ENRIQUE GARCÍA-MÁIQUEZ,
He tenido la suerte de visitar Valencia estos días. El motivo era inmejorable —hablar de Chesterton en su 150 aniversario— y con los alumni de la Universidad de Navarra —además—. La motivación íntima resultaba extraordinaria: he viajado con mis hijos para que conozcan las ciudades y los paisajes de origen de su abuela paterna (y que mi mujer revisitara los de su suegra, que no sé si es algo tan simbólico y emocionante como lo de los niños, aunque ella venía contenta). Pero también he agradecido la oportunidad de estar más cerca de las víctimas del incendio de Valencia. Hay una ley del corazón, muy estudiada en periodismo, por la que el impacto de las tragedias es mayor cuanto menor es la distancia. Viniendo aquí hemos acortado incluso la mínima distancia entre españoles.
Pero aun acortada, la distancia es insalvable por mucho que uno se acerque para dar un abrazo.
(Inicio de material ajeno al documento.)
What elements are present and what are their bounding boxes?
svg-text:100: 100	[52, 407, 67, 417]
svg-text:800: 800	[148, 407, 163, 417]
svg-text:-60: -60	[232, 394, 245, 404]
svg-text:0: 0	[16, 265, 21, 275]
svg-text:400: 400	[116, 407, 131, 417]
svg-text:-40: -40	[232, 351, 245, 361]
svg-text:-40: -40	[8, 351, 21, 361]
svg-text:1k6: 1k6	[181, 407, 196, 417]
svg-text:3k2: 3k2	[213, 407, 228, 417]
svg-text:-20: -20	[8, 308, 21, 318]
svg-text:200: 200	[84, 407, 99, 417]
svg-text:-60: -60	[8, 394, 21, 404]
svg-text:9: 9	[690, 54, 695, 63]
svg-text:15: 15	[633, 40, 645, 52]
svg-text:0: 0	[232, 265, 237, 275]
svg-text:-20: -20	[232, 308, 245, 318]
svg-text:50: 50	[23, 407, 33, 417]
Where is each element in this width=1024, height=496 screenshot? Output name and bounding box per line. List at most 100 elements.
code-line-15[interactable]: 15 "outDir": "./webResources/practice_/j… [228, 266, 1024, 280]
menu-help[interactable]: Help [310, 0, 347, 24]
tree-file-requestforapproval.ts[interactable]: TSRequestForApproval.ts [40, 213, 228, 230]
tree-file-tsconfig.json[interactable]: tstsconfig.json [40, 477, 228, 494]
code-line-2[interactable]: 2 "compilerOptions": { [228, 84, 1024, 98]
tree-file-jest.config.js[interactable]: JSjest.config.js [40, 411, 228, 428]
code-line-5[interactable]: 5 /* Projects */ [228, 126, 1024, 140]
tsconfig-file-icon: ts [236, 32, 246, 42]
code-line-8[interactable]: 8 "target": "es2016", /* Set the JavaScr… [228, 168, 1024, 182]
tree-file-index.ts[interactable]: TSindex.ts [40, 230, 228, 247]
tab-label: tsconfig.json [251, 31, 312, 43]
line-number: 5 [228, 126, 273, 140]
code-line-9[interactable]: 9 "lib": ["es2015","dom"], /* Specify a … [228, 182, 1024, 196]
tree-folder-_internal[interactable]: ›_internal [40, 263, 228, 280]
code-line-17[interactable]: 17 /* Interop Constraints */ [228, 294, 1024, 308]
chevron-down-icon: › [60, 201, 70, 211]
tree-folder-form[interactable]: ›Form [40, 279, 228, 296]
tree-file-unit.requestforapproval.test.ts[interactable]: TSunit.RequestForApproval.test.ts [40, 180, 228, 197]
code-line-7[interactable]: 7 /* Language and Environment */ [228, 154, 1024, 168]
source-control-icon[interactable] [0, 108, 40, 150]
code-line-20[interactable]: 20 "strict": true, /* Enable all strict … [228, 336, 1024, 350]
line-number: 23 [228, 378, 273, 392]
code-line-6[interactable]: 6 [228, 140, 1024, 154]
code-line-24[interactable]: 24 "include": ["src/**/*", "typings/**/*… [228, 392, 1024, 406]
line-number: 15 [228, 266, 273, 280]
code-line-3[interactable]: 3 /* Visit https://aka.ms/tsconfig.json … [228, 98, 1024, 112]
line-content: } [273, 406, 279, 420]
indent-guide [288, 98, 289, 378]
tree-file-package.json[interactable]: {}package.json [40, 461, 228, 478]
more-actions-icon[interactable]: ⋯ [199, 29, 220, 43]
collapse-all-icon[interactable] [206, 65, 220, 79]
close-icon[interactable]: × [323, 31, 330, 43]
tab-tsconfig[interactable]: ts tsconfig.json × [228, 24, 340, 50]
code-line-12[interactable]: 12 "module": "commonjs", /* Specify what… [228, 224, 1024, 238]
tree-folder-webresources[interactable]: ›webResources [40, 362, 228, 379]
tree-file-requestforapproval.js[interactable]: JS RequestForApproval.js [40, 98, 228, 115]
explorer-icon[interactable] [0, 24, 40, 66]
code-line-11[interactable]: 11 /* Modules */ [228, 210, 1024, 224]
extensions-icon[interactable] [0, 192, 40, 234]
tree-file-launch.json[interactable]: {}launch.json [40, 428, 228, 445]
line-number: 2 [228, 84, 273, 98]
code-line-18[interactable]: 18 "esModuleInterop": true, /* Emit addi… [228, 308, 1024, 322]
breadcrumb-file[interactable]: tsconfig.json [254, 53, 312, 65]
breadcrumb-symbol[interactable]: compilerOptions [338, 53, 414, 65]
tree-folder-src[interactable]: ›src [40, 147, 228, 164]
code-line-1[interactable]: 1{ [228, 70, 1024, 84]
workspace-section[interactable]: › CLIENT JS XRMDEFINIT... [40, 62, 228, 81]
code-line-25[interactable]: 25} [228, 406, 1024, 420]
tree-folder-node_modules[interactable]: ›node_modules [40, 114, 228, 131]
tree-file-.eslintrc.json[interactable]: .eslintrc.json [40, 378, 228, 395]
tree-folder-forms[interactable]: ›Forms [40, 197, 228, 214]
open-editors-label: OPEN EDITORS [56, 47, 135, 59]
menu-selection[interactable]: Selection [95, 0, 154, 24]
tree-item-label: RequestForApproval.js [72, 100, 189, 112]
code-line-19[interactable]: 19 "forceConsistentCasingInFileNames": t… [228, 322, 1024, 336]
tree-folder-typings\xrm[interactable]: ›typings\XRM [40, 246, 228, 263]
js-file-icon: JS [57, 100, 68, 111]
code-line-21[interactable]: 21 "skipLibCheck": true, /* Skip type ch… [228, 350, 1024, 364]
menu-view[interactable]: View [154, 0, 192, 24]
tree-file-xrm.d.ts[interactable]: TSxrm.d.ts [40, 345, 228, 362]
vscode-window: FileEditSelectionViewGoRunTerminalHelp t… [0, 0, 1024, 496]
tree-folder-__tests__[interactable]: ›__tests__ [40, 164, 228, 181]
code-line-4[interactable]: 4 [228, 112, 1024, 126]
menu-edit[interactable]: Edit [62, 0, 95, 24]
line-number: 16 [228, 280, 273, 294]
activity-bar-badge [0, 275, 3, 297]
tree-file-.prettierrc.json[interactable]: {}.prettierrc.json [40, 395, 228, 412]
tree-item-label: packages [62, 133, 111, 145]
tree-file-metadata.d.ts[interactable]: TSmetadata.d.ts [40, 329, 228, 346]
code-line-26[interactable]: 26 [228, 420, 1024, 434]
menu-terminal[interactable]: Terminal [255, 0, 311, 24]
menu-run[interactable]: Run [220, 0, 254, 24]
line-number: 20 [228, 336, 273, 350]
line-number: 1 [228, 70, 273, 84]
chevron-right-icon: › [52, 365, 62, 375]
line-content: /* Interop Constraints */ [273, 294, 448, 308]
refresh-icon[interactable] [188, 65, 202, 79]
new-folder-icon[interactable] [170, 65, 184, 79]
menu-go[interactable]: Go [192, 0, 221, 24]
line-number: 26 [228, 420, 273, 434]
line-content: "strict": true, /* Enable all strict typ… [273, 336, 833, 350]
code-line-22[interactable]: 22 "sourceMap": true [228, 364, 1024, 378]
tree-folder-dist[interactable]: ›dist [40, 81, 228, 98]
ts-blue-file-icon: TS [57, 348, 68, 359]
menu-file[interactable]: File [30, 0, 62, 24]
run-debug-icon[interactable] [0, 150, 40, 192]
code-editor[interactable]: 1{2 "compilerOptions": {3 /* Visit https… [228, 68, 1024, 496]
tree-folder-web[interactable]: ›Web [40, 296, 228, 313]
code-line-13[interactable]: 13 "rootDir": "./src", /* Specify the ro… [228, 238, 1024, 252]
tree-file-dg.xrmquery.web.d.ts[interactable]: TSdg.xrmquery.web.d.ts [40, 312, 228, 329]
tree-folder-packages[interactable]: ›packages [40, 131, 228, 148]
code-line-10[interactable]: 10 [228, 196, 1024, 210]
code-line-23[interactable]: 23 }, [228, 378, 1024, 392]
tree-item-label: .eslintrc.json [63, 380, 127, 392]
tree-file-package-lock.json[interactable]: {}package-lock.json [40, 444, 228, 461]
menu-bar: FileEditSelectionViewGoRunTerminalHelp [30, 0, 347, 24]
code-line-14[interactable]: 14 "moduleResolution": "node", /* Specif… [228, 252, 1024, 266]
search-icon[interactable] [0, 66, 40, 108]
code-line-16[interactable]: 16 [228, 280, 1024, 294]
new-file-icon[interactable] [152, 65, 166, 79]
Entre los muertos y los vivos se abre un abismo. La ofrenda de una oración viene en nuestra ayuda. Al rezar por alguien, Dios anula incluso las distancias más extremas entre nosotros. Soy consciente de que los minutos de silencio son muchas veces lo mejor que una sociedad descreída puede dar, y hay que respetarlos en su esfuerzo por solidarizarse. Sin embargo, hay mucha soledad en esa solidaridad. La oración forja una comunidad entre vivos y muertos, unidos en esa misma eternidad que nos fue prometida a todos y que, a los pies de Dios, se entreabre.
Por eso, también entiendo a quienes, aunque se niegan a aceptar todos los dogmas y la moral de la Iglesia Católica, no quieren renunciar ni locos al paraguas (la cúpula) de la creencia ni a la belleza de la esperanza. Estos días en las redes se ha recrudecido ese debate, que es quizá el de nuestro tiempo: ¿cabe un catolicismo a la carta? ¿Podemos ser postmodernos y católicos, según nos convenga en cada circunstancia?
Hay razones teológicas profundas que impiden ese acomodo al mundo, por supuesto. Pero en estas líneas hemos venido a rezar por las víctimas del incendio de Valencia y sólo diré que una religión que tiene que sostener tanto sufrimiento no puede ser una fe líquida ni una moral gaseosa. Ha de tener mucha resistencia de materiales, digamos, para plantarnos ante la muerte y el dolor del inocente y seguir dándonos un sentido. Una religión del confort y el sentimiento no nos sirven en absoluto. El sacrificio —empezando por el de nuestras opiniones y sentimientos— sacraliza. En última instancia, que es la instancia que, hablando de religión, nos interesa, sólo en lo sacro podemos acogernos a sagrado.